Jen, at Little Country Lost, has joggled my morning by tagging me for a book post, the rules being to open the nearest book to page 123, read the first five lines, and post the next three lines. Fortunately, doing so does not make me blush and wish I had better taste, as Winston Churchill's World Crisis comes readily to hand.
"The entry of Great Britain into war with the most powerful military Empire which has ever existed was strategically impressive. Her large fleets vanished into the mists at one end of the island,. Her small Army hurried out of the country at the other. By this double gesture she might seem...to divest herself of all her means of defence....Yet these two movements, dictated by the truest strategy, secured at once our own safety and the salvation of our Allies. The Grand Fleet gained the station whence the control of the seas could be irresistibly asserted. The Regular Army reached in the nick of time the vital post on the flank of the French line. Had all our action been upon this level, we should today [1927] be living in an easier world."
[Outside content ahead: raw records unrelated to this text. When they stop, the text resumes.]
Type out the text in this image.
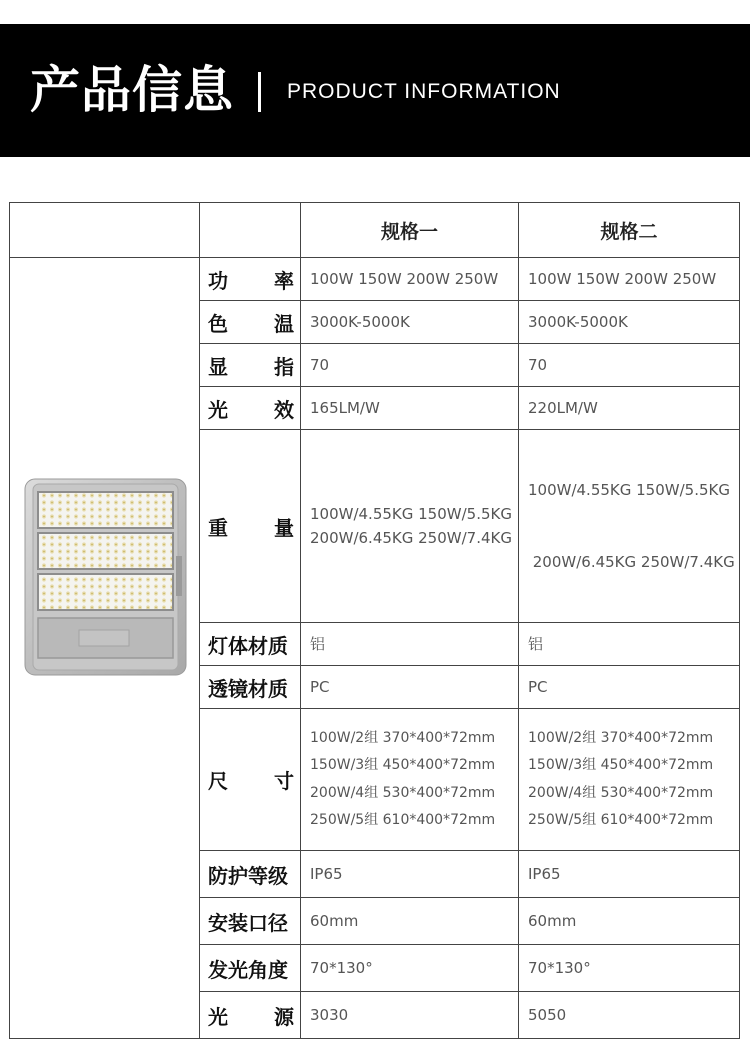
产品信息	PRODUCT INFORMATION
		规格一	规格二

	功率	100W 150W 200W 250W	100W 150W 200W 250W

	色温	3000K-5000K	3000K-5000K

	显指	70	70

	光效	165LM/W	220LM/W

	重量	100W/4.55KG 150W/5.5KG
200W/6.45KG 250W/7.4KG	100W/4.55KG 150W/5.5KG

200W/6.45KG 250W/7.4KG

	灯体材质	铝	铝

	透镜材质	PC	PC

	尺寸	100W/2组 370*400*72mm
150W/3组 450*400*72mm
200W/4组 530*400*72mm
250W/5组 610*400*72mm	100W/2组 370*400*72mm
150W/3组 450*400*72mm
200W/4组 530*400*72mm
250W/5组 610*400*72mm

	防护等级	IP65	IP65

	安装口径	60mm	60mm

	发光角度	70*130°	70*130°

	光源	3030	5050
As we contemplate our 200,000 soldiers in Iraq, and our casualties of 60,000, perhaps we should occasionally remember that in the first shock of the Great War, three millions of troops were hurled upon one another, and in a single day 60,000 men were lost by just one of the armies. Yet never during that war did the British resort to torture. There's a lesson in there someplace.
And now I'm hoping that Frank, at Orphan Road will accept the tag and find some interesting book to hand.